Bagi sebagian besar tenaga kerja yang memiliki banyak potensi, apa pun jurusan pendidikan yang dipilih tak memiliki pengaruh buruk pada perkembangan kariernya. Sebaliknya, mereka yang merasa salah jurusan kurang optimal menjalankan pekerjaannya.

Tulisan ini tak akan membahas tentang sistem pendidikan maupun penyerapan tenaga kerja di Indonesia.
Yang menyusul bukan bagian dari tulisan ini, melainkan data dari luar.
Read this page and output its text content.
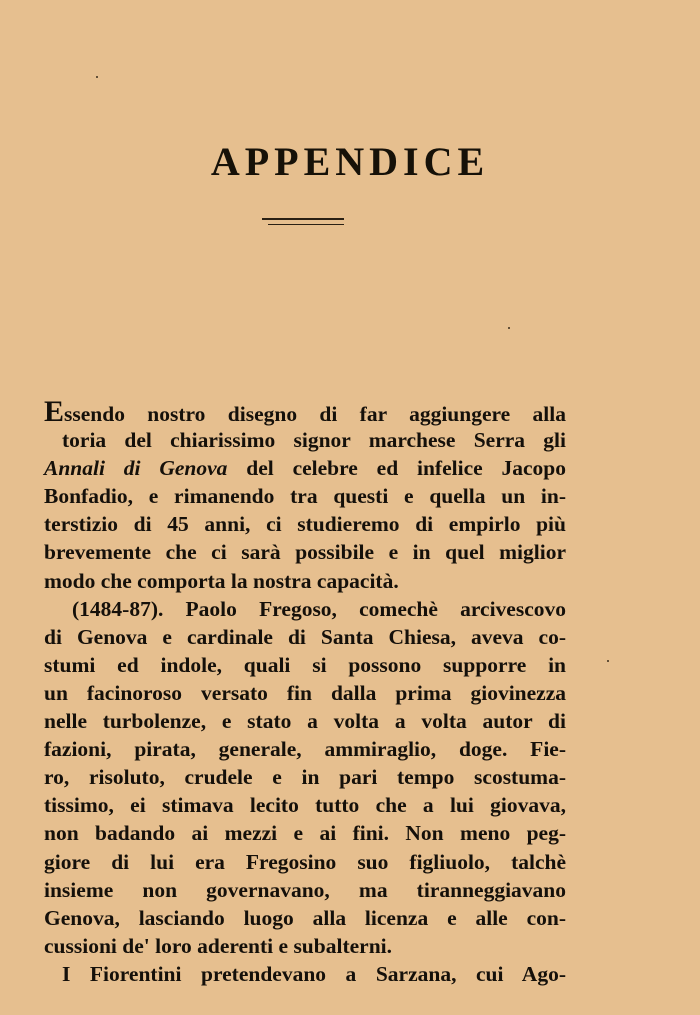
APPENDICE
Essendo nostro disegno di far aggiungere alla
toria del chiarissimo signor marchese Serra gli
Annali di Genova del celebre ed infelice Jacopo
Bonfadio, e rimanendo tra questi e quella un in-
terstizio di 45 anni, ci studieremo di empirlo più
brevemente che ci sarà possibile e in quel miglior
modo che comporta la nostra capacità.
(1484-87). Paolo Fregoso, comechè arcivescovo
di Genova e cardinale di Santa Chiesa, aveva co-
stumi ed indole, quali si possono supporre in
un facinoroso versato fin dalla prima giovinezza
nelle turbolenze, e stato a volta a volta autor di
fazioni, pirata, generale, ammiraglio, doge. Fie-
ro, risoluto, crudele e in pari tempo scostuma-
tissimo, ei stimava lecito tutto che a lui giovava,
non badando ai mezzi e ai fini. Non meno peg-
giore di lui era Fregosino suo figliuolo, talchè
insieme non governavano, ma tiranneggiavano
Genova, lasciando luogo alla licenza e alle con-
cussioni de' loro aderenti e subalterni.
I Fiorentini pretendevano a Sarzana, cui Ago-
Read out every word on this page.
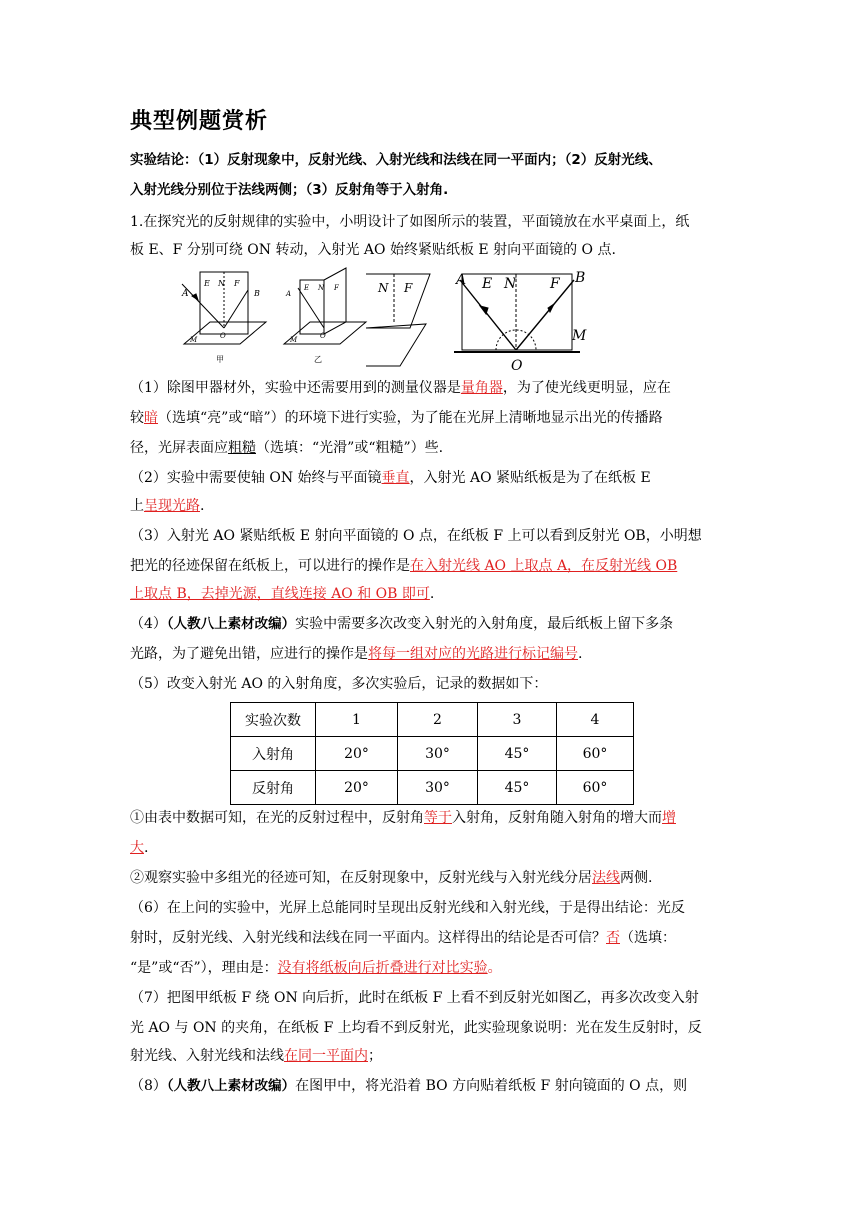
典型例题赏析
实验结论：（1）反射现象中，反射光线、入射光线和法线在同一平面内；（2）反射光线、
入射光线分别位于法线两侧；（3）反射角等于入射角.
1.在探究光的反射规律的实验中，小明设计了如图所示的装置，平面镜放在水平桌面上，纸
板 E、F 分别可绕 ON 转动，入射光 AO 始终紧贴纸板 E 射向平面镜的 O 点.
A
E N F
B
O
M
甲
A
E N F
O
M
乙
N F	A E N F B
M
O
（1）除图甲器材外，实验中还需要用到的测量仪器是量角器，为了使光线更明显，应在
较暗（选填“亮”或“暗”）的环境下进行实验，为了能在光屏上清晰地显示出光的传播路
径，光屏表面应粗糙（选填：“光滑”或“粗糙”）些.
（2）实验中需要使轴 ON 始终与平面镜垂直，入射光 AO 紧贴纸板是为了在纸板 E
上呈现光路.
（3）入射光 AO 紧贴纸板 E 射向平面镜的 O 点，在纸板 F 上可以看到反射光 OB，小明想
把光的径迹保留在纸板上，可以进行的操作是在入射光线 AO 上取点 A，在反射光线 OB
上取点 B，去掉光源，直线连接 AO 和 OB 即可.
（4）（人教八上素材改编）实验中需要多次改变入射光的入射角度，最后纸板上留下多条
光路，为了避免出错，应进行的操作是将每一组对应的光路进行标记编号.
（5）改变入射光 AO 的入射角度，多次实验后，记录的数据如下：
实验次数	1	2	3	4
入射角	20°	30°	45°	60°
反射角	20°	30°	45°	60°
①由表中数据可知，在光的反射过程中，反射角等于入射角，反射角随入射角的增大而增
大.
②观察实验中多组光的径迹可知，在反射现象中，反射光线与入射光线分居法线两侧.
（6）在上问的实验中，光屏上总能同时呈现出反射光线和入射光线，于是得出结论：光反
射时，反射光线、入射光线和法线在同一平面内。这样得出的结论是否可信？否（选填：
“是”或“否”），理由是：没有将纸板向后折叠进行对比实验。
（7）把图甲纸板 F 绕 ON 向后折，此时在纸板 F 上看不到反射光如图乙，再多次改变入射
光 AO 与 ON 的夹角，在纸板 F 上均看不到反射光，此实验现象说明：光在发生反射时，反
射光线、入射光线和法线在同一平面内；
（8）（人教八上素材改编）在图甲中，将光沿着 BO 方向贴着纸板 F 射向镜面的 O 点，则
Namun terkait ketidakcocokan antara pendidikan yang ditempuh dan pekerjaan yang dijalani benar ada di kehidupan kita sehari-hari.

Ada salah seorang kawan yang sempat menjadi seorang guru di salah satu lembaga belajar di Surabaya, Jawa Timur. Sebelumnya ia sempat berganti-ganti pekerjaan.

Ia memulai karier sebagai mekanik bengkel resmi dengan bayaran 100 ribu. Lalu menjadi teknisi eskalator yang hanya sebulan, dan buruh pabrik galvalum selama setahun. Namun dari semua profesi yang pernah ia geluti, profesi guru adalah yang terlama. Ia menjadi bagian dari dunia pendidikan sekitar 6 tahun lamanya.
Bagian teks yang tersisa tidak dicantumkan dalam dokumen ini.